[Bioperl-l] Species name validation problem
Hilmar Lapp
hlapp at gmx.net
Mon Mar 27 18:29:40 UTC 2006
I agree. can you file this on bugzilla as a feature request, basically
copy&pasting your email below?
On Mar 27, 2006, at 10:24 AM, David Waner wrote:
> Yes, I meant to type Bio::Species, not Bio::Seq. Sorry for the
> confusion.
>
> My problem is that I am not calling $species->classification()
> directly;
> I am calling Bio::Species->new(), which in turn calls classification()
> which calls validate_species_name(), which then throws an exception on
> some species names. As far as I can see, there is no way to turn off
> this (over-aggressive) validation in the Species constructor.
>
> I guess that instead of this:
>
> $species = Bio::Species->new(-classification =>
> \@classificationArray);
>
> I could do this:
>
> $species = Bio::Species->new();
> $species->classification(\@classificationArray, 'no
> validation');
>
> but it would make a nicer interface to have a validation option in the
> Species constructor.
>
> - David
>
> -----Original Message-----
> From: Hilmar Lapp [mailto:hlapp at gmx.net]

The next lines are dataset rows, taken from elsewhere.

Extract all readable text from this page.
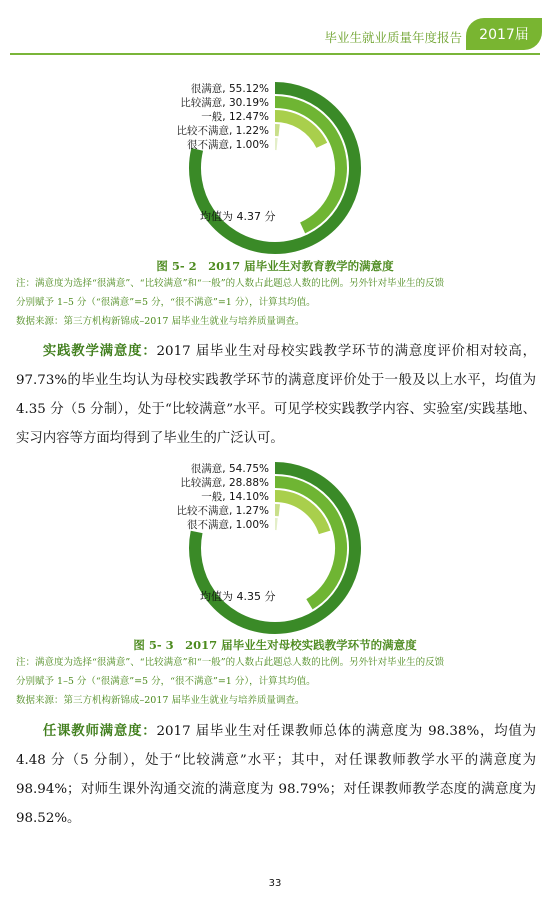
毕业生就业质量年度报告	2017届
很满意, 55.12%
比较满意, 30.19%
一般, 12.47%
比较不满意, 1.22%
很不满意, 1.00%
均值为 4.37 分
图 5- 2　2017 届毕业生对教育教学的满意度
注：满意度为选择“很满意”、“比较满意”和“一般”的人数占此题总人数的比例。另外针对毕业生的反馈
分别赋予 1–5 分（“很满意”=5 分，“很不满意”=1 分），计算其均值。
数据来源：第三方机构新锦成–2017 届毕业生就业与培养质量调查。
实践教学满意度：2017 届毕业生对母校实践教学环节的满意度评价相对较高，97.73%的毕业生均认为母校实践教学环节的满意度评价处于一般及以上水平，均值为 4.35 分（5 分制），处于“比较满意”水平。可见学校实践教学内容、实验室/实践基地、实习内容等方面均得到了毕业生的广泛认可。
很满意, 54.75%
比较满意, 28.88%
一般, 14.10%
比较不满意, 1.27%
很不满意, 1.00%
均值为 4.35 分
图 5- 3　2017 届毕业生对母校实践教学环节的满意度
注：满意度为选择“很满意”、“比较满意”和“一般”的人数占此题总人数的比例。另外针对毕业生的反馈
分别赋予 1–5 分（“很满意”=5 分，“很不满意”=1 分），计算其均值。
数据来源：第三方机构新锦成–2017 届毕业生就业与培养质量调查。
任课教师满意度：2017 届毕业生对任课教师总体的满意度为 98.38%，均值为 4.48 分（5 分制），处于“比较满意”水平；其中，对任课教师教学水平的满意度为 98.94%；对师生课外沟通交流的满意度为 98.79%；对任课教师教学态度的满意度为 98.52%。
33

> Sent: Friday, March 24, 2006 9:42 PM
> To: David Waner
> Cc: Bioperl-l at lists.open-bio.org
> Subject: Re: [Bioperl-l] Species name validation problem
>
>
> The option would be in Bio::Species, not Bio::Seq. You can circumvent
> the name validation by passing an array ref to
> $species->classification() and anything that evaluates to true as the
> second argument. This is for instance what the genbank parser does
> (which doesn't mean that it is always correct); supposedly the
> swissprot
> parser ought to do the same.
>
> -hilmar
>
> On 3/24/06, David Waner <dwaner at scitegic.com> wrote:
>> I have found that Bio::Seq->new() throws exceptions on some "species"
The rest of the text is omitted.